For each point in the list, if the stack has only one point on it, use that point as the horizon point. Otherwise, compare the slope formed by the current point to the top point on the stack, and the slope from the current point to the second-topmost point on the stack. If the slope to the second point is smaller, then pop the stack and repeat; otherwise use the topmost point on the stack as the horizon for the current point, push the current point on the stack, and advance to the next point.

This algorithm takes O(N) time to process N vertices. Each vertex is iterated once, pushed once, and popped at most once. Since the inner loop always pops a vertex or terminates, it can only iterate at most N times, thus at most 2N slope comparisons are performed.

Pseudo-code

I haven't implemented this in ten years so it's maybe not perfect (I might have the test backwards or have made some other error), and I'm assuming we're not bothering to compute a value for the 0'th array index.

Given an input array H[0..N-1] of N float point values
Output an array of V[1..N-1] of indices of horizon vertices
Using temp array S[0..N-1] to store a temporary stack

Set S[0]=0, k=0, i=1

while i < N do
   while k > 0 AND (H[i]-H[S[k]])/(i-S[k]) > (H[i]-H[S[k-1]])/(i-S[k-1])
      k -= 1
   endwhile
   V[i] = S[k]
   k += 1
   S[k] = i
   i += 1
endwhile

Extending to 2D

We can compute the negative x-axis horizon on a single row of a 2D height field using the above algorithm. Applying the algorithm right-to-left will compute the positive x-axis horizon. Applying the algorithm with a stride to step along the y-axis will allow computing the negative and positive y-axis horizons.

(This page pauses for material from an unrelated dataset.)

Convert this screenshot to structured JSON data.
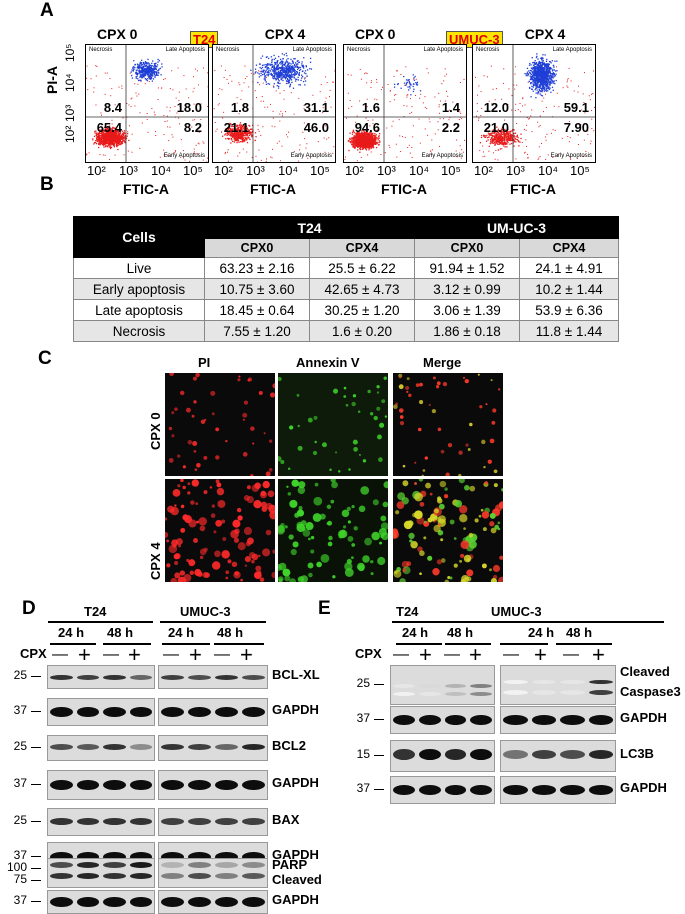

Stepping through the heightfield diagonally allows computing the "exact" skylight horizon along all four diagonals (note that because the samples are more widely spaced, the conversion from horizon point to horizon arc must account for the sample spacing, but if the calculation uses the actual (x,y) coordinates for the computation it will be correct).

Stepping by alternate amounts of (1,0) and (1,1) allows computing an approximation to the horizon along fractional lines. Alternatively, the algorithm can step along knight's move paths, stepping by (2,1) at a time. (This will cause it to miss certain fine details, however.)

Without even going to totally arbitrary bresenhm/DDA paths, the above techniques allow computing 16 horizon sample points by using 16 passes.

(Another use of the horizon value is for precomputing shadows for a moving sun, especially if the sun moves through an overhead position so all light is always cast along positive or negative x. However, the stored values don't help compute sun shadows on other objects in the scene, and so this is more plausibly solved using other shadow methods anyway, so it's not important in practice.)

Performance notes

Each pass will still be amortized constant time per heightfield vertex. The divides in the slope comparison can be multiplied through, since the divisors are always positive so cannot affect the direction of the comparison. Since the passes traverse the heightfield in various directions, it may be better to reblock the data for better cache coherence. Because the algorithm is designed to continually sequentially mutate a single data structure, it is probably not suited to GPU acceleration; however, because there are many passes, and within each pass each row is independent, it is possible (perhaps if the size of the stack can be constrained) someone more knowledgeable than me might find something interesting to do there.